Diabetes bij kinderen en jongeren

Diabetes type 1 is onder kinderen de meest voorkomende stofwisselingsziekte. In Nederland gaat het daarbij naar schatting om 7.000 kinderen (leeftijd 0-18) en jongeren. Wat de aandoening veroorzaakt is niet precies bekend. Onderzoekers vermoeden genetische oorzaken, die versterkt worden door omgevingsinvloeden.

Na de diagnose

Kinderen en ouders worden meestal volkomen verrast door de diagnose. Nadat ze zijn bekomen van de eerste schok, dringen zich vaak de volgende vragen op:

  • Hadden we iets kunnen doen om de ziekte te voorkomen?
  • Hoe komt iemand door het leven met deze chronische ziekte?

Belangrijk om te weten: diabetes type 1 is een auto-immuunziekte en is niet het gevolg van te veel eten of een teveel aan suiker. Dit type diabetes kan niet worden voorkomen of genezen. Dankzij moderne therapieën en de juiste geneesmiddelen is deze vorm van diabetes vandaag de dag echter heel goed te behandelen.

Therapie voor diabetes type 1

Bij de therapie voor diabetes type 1 speelt de eigen verantwoordelijkheid een grote rol. De arts bepaalt de therapie en de kinderen resp. hun ouders – afhankelijk van de leeftijd – moeten de therapie ‘zelf in de hand nemen’. Dat betekent:

  • Meerdere keren per dag bloedsuiker meten.
  • Berekenen van de koolhydraten die in de maaltijden zitten. Op basis daarvan moet de benodigde hoeveelheid insuline worden berekend.
  • De insuline wordt met behulp van een insulinepen in het onderhuidse vetweefsel geïnjecteerd (gespoten) resp. afgegeven met behulp van een insulinepomp.
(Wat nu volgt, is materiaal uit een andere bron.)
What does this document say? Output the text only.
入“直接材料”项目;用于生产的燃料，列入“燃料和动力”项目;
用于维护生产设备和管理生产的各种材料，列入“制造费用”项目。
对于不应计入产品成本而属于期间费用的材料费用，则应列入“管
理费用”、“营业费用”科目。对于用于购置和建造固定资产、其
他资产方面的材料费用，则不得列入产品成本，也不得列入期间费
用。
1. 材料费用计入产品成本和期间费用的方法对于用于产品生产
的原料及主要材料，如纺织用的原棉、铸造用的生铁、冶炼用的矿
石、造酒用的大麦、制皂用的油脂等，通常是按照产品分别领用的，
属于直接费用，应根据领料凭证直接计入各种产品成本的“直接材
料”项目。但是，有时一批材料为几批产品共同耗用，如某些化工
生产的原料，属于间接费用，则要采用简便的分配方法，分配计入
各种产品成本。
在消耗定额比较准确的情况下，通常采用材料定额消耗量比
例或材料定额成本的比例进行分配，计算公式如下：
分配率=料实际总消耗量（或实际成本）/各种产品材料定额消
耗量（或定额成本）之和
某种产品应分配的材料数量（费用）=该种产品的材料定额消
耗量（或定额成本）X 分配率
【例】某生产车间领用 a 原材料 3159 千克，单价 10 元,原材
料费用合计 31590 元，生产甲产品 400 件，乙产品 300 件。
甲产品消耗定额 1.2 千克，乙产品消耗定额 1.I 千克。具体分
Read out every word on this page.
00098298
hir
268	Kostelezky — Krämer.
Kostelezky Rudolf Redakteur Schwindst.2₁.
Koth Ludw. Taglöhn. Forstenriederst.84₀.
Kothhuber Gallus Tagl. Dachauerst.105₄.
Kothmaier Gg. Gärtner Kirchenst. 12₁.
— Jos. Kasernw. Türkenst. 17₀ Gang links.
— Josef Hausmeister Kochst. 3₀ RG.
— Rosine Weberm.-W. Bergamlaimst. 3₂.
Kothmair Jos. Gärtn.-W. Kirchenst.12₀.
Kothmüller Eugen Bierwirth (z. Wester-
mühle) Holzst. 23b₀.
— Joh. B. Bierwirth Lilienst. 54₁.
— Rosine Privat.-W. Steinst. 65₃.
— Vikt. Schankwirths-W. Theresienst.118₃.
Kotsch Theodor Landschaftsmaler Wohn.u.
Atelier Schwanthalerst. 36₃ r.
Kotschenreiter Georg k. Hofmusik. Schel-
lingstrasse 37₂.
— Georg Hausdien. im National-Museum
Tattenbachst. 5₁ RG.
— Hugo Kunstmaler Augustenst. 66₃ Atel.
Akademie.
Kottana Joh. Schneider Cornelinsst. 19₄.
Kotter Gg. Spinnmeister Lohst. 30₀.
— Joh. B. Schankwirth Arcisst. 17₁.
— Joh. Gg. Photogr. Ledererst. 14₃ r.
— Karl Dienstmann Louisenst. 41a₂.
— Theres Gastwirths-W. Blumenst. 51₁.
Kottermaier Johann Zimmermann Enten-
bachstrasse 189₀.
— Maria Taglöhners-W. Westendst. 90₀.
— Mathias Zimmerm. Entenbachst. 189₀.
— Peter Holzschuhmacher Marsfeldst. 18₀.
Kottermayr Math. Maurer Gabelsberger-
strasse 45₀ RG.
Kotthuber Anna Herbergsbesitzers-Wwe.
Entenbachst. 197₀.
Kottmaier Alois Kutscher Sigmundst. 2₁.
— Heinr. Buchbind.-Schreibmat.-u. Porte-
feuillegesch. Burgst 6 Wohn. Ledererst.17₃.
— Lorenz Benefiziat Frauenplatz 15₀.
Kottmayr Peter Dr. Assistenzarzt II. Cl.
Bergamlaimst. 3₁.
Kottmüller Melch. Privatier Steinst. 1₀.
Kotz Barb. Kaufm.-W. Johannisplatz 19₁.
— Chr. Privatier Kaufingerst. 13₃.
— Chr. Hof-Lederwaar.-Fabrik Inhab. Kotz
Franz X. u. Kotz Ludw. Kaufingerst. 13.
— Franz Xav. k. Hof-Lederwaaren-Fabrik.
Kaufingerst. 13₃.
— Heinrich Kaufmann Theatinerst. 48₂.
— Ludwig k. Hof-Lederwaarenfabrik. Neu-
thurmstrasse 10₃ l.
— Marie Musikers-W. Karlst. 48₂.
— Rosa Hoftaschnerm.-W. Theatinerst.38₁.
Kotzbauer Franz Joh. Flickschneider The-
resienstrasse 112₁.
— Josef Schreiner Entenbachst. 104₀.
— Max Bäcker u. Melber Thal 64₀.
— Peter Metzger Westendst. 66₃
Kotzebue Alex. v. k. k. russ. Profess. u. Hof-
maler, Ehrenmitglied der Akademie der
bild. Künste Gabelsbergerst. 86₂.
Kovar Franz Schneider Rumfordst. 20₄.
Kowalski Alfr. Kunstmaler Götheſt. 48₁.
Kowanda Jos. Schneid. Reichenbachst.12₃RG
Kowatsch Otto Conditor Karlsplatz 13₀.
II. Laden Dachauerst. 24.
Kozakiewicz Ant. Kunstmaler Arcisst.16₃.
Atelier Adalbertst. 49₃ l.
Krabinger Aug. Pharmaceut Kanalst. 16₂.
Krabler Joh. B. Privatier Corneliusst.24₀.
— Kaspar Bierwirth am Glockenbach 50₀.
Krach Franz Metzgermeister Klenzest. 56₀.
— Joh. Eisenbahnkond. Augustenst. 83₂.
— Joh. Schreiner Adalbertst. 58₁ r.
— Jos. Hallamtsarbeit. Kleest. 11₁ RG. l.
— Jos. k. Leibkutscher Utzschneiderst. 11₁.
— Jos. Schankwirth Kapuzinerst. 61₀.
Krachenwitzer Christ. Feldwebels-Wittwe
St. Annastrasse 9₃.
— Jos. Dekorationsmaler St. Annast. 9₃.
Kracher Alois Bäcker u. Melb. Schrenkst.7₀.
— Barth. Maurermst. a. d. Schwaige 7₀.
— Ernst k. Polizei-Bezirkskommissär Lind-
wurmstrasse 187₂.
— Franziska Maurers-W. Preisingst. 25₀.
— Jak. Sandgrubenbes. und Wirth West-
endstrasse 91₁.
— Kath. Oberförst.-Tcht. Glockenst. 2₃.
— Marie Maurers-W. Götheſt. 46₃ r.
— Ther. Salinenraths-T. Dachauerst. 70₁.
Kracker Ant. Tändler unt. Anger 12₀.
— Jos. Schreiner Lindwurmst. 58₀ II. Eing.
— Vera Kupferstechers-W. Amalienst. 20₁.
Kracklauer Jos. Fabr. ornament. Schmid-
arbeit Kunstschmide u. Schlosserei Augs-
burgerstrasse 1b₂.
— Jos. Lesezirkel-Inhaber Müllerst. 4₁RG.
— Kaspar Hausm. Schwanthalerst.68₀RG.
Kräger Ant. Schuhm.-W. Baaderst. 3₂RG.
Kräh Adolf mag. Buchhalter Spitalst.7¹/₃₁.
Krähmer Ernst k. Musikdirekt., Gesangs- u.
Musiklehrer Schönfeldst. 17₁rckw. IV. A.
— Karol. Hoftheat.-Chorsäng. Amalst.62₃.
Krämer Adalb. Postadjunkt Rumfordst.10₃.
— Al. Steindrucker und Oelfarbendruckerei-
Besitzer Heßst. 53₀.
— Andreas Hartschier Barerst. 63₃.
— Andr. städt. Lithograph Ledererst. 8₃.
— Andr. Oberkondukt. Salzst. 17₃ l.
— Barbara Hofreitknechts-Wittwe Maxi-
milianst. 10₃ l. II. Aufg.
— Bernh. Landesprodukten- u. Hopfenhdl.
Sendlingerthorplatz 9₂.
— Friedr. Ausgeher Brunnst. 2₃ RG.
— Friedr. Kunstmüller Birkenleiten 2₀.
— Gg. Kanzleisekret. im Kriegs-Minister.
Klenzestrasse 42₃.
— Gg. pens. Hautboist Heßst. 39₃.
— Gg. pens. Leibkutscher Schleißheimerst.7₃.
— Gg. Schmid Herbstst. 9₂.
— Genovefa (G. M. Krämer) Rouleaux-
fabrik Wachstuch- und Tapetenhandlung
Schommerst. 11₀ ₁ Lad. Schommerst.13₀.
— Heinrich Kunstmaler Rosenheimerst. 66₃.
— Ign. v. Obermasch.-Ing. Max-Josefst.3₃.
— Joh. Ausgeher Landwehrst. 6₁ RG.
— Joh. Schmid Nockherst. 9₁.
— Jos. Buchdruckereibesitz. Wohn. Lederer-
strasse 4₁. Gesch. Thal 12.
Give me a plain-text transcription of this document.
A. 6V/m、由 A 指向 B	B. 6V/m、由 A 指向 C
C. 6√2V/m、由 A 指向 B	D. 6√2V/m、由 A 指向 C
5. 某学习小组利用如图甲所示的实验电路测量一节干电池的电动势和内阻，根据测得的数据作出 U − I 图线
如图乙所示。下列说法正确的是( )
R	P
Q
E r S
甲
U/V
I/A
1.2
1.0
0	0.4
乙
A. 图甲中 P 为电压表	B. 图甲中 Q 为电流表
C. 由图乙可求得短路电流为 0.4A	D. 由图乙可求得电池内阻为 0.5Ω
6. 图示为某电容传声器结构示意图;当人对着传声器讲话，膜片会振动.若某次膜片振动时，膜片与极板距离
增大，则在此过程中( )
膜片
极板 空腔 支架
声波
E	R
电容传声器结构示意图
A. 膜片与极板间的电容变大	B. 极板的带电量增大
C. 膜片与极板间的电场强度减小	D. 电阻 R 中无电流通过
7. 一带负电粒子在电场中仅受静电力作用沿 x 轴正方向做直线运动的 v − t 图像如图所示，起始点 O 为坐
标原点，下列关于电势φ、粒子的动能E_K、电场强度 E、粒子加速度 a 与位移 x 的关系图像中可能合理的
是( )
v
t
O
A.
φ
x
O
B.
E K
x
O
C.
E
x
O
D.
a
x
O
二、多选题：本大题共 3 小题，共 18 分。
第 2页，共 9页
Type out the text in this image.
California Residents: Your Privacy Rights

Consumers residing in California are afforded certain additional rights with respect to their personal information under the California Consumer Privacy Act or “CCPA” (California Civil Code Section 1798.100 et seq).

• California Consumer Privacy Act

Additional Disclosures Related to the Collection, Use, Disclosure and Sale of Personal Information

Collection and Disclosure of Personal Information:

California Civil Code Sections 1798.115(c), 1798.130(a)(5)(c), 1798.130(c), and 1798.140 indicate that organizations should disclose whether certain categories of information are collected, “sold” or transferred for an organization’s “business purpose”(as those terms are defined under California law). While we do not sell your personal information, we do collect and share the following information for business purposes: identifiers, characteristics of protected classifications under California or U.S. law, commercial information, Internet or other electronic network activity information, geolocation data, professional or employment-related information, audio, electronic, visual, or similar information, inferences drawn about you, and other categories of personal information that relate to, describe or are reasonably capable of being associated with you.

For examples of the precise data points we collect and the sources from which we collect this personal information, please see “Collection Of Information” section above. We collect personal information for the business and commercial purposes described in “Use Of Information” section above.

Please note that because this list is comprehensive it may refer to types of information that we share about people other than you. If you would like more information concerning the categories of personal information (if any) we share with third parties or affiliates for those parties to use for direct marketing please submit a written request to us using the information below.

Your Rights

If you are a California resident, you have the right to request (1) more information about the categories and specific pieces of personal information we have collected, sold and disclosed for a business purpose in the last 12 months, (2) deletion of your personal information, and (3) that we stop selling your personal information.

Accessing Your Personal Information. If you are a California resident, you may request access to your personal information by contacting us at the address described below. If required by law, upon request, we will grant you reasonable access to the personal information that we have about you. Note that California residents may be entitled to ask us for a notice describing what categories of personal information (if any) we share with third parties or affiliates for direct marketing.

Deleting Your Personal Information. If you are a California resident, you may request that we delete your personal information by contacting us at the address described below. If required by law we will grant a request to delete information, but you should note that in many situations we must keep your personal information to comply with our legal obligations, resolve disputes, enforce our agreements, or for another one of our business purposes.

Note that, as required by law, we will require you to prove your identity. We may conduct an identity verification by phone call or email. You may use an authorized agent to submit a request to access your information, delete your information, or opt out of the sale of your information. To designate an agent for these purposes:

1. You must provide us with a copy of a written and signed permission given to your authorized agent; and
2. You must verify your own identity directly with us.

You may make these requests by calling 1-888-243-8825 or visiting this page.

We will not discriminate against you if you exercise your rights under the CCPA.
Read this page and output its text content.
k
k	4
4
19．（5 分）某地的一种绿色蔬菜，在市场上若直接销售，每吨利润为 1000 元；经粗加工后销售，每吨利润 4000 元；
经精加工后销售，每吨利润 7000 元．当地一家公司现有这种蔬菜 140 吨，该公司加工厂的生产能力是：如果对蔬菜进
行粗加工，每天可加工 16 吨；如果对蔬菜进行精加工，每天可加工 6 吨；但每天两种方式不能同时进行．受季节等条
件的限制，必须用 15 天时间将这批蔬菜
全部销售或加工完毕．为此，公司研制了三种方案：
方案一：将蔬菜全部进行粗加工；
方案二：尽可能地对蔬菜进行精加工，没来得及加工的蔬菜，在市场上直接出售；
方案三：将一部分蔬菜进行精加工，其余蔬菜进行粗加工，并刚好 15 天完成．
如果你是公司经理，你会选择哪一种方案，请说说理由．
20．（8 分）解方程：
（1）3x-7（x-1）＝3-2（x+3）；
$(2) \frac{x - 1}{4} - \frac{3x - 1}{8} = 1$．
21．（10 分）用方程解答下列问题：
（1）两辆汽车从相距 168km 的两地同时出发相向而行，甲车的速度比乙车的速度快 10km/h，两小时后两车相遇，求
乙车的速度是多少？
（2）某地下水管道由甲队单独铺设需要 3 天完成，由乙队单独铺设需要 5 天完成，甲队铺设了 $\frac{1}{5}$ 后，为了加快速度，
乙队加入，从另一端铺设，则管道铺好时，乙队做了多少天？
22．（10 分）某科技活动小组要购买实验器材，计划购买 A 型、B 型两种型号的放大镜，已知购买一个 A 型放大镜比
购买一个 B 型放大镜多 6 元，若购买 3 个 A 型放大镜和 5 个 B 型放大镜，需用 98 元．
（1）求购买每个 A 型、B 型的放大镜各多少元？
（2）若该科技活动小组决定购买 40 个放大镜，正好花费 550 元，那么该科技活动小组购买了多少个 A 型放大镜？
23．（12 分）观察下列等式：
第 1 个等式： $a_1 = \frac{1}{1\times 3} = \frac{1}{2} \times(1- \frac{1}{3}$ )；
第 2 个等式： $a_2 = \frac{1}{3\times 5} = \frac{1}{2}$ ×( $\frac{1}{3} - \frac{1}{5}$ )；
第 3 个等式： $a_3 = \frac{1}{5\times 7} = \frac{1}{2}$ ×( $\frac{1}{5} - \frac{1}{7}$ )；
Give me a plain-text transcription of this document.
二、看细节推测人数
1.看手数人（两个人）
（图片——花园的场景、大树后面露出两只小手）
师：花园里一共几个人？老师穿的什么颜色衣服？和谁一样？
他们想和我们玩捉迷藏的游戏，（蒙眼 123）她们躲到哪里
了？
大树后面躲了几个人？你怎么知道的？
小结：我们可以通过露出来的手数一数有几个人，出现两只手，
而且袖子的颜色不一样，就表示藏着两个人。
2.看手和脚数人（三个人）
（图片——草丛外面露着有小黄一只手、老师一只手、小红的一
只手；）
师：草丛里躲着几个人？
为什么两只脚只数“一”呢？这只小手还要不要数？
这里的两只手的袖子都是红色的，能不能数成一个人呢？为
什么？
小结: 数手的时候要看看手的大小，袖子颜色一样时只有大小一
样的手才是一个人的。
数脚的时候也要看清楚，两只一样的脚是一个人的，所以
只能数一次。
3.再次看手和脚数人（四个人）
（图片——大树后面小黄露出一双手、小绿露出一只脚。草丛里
Kinderen en hun ouders worden hierover uitgebreid voorgelicht door middel van een trainingssessie en worden vervolgens regelmatig begeleid. Ze kunnen terugvallen op een team van diabetologen, diabetesadviseurs en psychologen, die hen in het dagelijks leven actief kunnen ondersteunen.

Diabetes type 1 kan door middel van twee therapievormen worden behandeld:

 

Doelen van de therapie:

  • Een stabiel ingestelde stofwisseling met bloedglucosewaarden die binnen de normwaarden liggen – zonder dat er regelmatig sprake is van een te laag bloedsuikergehalte (hypo’s). Op die manier kunnen de gevolgaandoeningen van diabetes op de lange termijn worden vermeden.
  • Veel flexibiliteit en kwaliteit van leven, want de kinderen moeten zich niet beperkt voelen door hun ziekte.

Omdat deze doelstellingen met intensieve conventionele insulinetherapie (ICT) vaak niet op een bevredigende manier te behalen zijn, worden steeds meer kinderen en jongeren behandeld met behulp van de insulinepomptherapie

Begeleiding in het dagelijks leven

Kinderen en jongeren met diabetes type 1 willen graag gewoon leven, net als anderen van hun leeftijd. Ze kunnen net zoveel aan als anderen en willen op school of tijdens het sporten geen speciale behandeling krijgen. Voor ouders is dat vaak een lastige situatie: enerzijds willen ze dat hun kinderen zich zelfstandig ontwikkelen, maar anderzijds hebben ze het gevoel dat ze hun kind met diabetes steeds moeten beschermen en in de gaten moeten houden.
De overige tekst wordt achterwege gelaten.